Survival Prediction of Heart Failure Patients using Stacked Ensemble Machine Learning Algorithm
Zaman, S. M Mehedi, Qureshi, Wasay Mahmood, Raihan, Md. Mohsin Sarker, Monjur, Ocean, Shams, Abdullah Bin
Cardiovascular disease, especially heart failure is one of the major health hazard issues of our time and is a leading cause of death worldwide. Advancement in data mining techniques using machine learning (ML) models is paving promising prediction approaches. Data mining is the process of converting massive volumes of raw data created by the healthcare institutions into meaningful information that can aid in making predictions and crucial decisions. Collecting various follow-up data from patients who have had heart failures, analyzing those data, and utilizing several ML models to predict the survival possibility of cardiovascular patients is the key aim of this study.
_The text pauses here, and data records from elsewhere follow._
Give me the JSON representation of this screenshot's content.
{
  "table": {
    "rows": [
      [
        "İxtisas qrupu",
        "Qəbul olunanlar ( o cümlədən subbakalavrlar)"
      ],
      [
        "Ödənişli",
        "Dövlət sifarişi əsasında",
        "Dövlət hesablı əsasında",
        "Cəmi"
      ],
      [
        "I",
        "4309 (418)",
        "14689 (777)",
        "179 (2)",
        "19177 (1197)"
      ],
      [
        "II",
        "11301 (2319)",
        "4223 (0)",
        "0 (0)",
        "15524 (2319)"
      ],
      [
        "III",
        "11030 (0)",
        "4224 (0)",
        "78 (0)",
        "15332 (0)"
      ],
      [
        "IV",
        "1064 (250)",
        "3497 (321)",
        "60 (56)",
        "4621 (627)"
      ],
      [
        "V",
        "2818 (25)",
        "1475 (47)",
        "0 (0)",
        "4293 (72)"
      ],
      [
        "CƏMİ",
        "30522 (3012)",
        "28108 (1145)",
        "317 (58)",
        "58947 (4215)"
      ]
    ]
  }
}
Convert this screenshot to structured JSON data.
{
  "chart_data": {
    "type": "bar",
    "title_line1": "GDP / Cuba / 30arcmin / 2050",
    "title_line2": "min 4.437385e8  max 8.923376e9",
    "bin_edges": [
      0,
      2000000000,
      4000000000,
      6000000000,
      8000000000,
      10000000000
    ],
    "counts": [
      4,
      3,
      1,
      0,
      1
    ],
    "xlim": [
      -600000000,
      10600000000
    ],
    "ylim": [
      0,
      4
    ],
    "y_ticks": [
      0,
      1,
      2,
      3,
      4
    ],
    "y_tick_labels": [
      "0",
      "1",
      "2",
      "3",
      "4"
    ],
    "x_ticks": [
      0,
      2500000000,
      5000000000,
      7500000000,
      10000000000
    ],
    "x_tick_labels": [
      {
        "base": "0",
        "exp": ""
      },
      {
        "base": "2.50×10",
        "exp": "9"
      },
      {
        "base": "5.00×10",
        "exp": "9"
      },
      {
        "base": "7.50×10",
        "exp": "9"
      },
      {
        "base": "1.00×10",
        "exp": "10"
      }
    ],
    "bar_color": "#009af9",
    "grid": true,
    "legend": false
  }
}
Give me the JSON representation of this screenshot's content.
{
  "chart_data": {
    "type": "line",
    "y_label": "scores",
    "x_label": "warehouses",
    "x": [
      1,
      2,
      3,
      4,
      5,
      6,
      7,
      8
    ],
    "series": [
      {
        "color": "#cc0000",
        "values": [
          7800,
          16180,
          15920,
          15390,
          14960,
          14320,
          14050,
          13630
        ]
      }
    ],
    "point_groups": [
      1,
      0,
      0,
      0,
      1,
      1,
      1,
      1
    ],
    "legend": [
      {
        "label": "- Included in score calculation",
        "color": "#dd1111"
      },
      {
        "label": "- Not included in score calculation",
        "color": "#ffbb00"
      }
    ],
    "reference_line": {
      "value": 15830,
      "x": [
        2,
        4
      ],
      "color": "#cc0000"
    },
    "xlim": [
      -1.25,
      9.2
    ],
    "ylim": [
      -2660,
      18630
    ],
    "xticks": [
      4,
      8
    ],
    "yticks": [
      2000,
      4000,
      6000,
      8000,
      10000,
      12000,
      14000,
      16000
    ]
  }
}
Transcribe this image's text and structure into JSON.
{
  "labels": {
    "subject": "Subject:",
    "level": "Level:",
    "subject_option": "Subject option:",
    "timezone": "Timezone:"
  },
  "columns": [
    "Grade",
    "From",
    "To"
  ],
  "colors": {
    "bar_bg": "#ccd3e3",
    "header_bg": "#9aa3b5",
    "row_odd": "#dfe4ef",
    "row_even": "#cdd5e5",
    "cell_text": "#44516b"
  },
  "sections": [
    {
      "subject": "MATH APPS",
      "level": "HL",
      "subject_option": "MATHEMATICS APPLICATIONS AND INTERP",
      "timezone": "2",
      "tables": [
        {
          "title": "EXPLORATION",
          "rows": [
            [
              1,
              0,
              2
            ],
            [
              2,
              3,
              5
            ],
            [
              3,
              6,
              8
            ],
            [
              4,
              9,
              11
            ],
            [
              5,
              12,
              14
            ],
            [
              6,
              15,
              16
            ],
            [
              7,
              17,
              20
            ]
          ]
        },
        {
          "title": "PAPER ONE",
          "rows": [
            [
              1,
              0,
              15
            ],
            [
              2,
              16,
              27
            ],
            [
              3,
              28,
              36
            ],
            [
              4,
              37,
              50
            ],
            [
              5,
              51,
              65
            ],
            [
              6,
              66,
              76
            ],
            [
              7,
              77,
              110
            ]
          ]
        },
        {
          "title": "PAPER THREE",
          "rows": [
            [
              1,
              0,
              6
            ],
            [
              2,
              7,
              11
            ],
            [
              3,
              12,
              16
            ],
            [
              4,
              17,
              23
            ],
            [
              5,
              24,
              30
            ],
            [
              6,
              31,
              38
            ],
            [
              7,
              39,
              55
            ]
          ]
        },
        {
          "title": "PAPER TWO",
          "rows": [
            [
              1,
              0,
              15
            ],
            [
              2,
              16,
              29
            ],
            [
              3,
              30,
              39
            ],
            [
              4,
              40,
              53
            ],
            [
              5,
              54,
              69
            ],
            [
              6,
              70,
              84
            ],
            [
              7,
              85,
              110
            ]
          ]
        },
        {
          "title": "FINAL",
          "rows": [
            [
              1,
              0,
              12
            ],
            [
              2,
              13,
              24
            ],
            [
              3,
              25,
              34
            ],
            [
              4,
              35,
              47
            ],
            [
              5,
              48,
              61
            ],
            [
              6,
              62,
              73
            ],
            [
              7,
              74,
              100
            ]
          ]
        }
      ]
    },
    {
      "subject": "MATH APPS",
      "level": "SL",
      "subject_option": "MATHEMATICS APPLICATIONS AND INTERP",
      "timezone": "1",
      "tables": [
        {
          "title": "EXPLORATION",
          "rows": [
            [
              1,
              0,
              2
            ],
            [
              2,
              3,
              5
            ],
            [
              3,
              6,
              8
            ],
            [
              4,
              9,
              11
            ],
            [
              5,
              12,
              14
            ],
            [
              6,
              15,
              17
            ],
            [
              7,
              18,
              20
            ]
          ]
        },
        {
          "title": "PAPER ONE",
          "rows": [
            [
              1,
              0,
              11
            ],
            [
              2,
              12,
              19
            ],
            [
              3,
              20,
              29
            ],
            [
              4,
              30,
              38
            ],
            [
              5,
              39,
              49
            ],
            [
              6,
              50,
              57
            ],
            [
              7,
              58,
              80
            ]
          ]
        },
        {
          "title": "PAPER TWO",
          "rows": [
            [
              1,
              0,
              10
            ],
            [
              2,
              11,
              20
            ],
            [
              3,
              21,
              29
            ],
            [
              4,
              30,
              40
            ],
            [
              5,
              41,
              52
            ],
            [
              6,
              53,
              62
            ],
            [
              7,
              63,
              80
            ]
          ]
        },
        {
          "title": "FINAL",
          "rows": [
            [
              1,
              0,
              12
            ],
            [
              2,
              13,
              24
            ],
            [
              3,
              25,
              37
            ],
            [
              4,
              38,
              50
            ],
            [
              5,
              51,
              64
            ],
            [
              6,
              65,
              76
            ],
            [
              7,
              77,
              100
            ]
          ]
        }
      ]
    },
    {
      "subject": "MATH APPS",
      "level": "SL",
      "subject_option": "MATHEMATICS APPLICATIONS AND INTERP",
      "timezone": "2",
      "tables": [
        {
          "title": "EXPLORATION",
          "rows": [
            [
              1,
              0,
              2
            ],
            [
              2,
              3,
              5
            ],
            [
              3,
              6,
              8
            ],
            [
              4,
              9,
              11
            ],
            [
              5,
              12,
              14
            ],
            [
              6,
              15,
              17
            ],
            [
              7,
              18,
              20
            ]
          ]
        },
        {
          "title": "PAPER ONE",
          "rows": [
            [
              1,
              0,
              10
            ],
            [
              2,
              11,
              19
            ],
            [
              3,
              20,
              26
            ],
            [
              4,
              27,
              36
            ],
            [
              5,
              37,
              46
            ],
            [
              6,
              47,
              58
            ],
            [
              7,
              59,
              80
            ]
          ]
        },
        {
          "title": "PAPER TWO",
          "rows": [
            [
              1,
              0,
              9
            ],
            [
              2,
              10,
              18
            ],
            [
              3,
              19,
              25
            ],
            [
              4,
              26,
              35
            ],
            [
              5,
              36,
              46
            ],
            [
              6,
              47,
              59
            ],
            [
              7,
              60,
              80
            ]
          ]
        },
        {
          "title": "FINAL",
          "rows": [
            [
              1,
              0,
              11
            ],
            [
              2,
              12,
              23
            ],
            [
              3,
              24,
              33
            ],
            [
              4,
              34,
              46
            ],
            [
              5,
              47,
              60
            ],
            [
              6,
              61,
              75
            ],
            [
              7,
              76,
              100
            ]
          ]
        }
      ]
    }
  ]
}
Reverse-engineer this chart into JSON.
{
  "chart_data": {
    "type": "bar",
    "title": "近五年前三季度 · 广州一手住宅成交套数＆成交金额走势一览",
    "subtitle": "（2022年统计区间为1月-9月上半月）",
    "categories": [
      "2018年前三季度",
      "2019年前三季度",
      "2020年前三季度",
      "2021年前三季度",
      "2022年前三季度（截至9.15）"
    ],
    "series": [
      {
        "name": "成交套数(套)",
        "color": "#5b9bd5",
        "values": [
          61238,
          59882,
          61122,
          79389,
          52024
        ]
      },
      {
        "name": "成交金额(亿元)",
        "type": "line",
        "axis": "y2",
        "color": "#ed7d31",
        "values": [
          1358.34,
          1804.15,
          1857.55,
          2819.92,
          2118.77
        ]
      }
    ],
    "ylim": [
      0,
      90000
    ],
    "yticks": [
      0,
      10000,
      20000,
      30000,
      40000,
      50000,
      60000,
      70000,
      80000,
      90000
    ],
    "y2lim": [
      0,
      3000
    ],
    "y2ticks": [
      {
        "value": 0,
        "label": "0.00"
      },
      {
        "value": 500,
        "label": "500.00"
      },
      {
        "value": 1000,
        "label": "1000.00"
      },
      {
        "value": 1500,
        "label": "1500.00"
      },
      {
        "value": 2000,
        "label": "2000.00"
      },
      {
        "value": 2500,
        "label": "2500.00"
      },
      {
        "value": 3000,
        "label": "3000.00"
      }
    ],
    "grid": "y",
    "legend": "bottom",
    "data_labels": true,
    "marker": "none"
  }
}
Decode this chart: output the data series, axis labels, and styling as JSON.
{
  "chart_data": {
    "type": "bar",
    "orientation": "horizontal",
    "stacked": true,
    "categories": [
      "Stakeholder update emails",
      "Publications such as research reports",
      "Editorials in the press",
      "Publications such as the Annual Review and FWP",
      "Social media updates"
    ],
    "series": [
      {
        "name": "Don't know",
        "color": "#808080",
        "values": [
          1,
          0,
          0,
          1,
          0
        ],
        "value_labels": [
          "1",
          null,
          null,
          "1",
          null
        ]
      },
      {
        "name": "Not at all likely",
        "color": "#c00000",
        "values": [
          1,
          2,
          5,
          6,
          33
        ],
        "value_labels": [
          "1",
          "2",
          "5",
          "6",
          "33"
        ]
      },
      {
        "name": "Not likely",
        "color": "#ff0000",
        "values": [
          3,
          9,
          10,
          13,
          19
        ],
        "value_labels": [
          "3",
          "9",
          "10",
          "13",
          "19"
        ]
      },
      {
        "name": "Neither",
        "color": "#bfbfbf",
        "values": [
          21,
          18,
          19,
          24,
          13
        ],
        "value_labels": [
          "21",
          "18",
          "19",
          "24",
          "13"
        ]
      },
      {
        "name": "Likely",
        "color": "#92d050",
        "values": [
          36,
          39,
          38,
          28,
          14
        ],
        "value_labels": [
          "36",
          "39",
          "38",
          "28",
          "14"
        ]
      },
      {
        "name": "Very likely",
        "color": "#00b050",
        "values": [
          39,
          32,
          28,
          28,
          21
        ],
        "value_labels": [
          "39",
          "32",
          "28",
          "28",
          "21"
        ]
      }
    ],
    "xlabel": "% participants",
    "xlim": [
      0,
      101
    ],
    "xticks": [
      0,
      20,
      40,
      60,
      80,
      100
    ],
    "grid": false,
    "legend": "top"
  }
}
Due to the imbalance of the classes in the dataset, Synthetic Minority Oversampling Technique (SMOTE) has been implemented. Two unsupervised models (K-Means and Fuzzy C-Means clustering) and three supervised classifiers (Random Forest, XGBoost and Decision Tree) have been used in our study. After thorough investigation, our results demonstrate a superior performance of the supervised ML algorithms over unsupervised models. Moreover, we designed and propose a supervised stacked ensemble learning model that can achieve an accuracy, precision, recall and F1 score of 99.98%. Our study shows that only certain attributes collected from the patients are imperative to successfully predict the surviving possibility post heart failure, using supervised ML algorithms.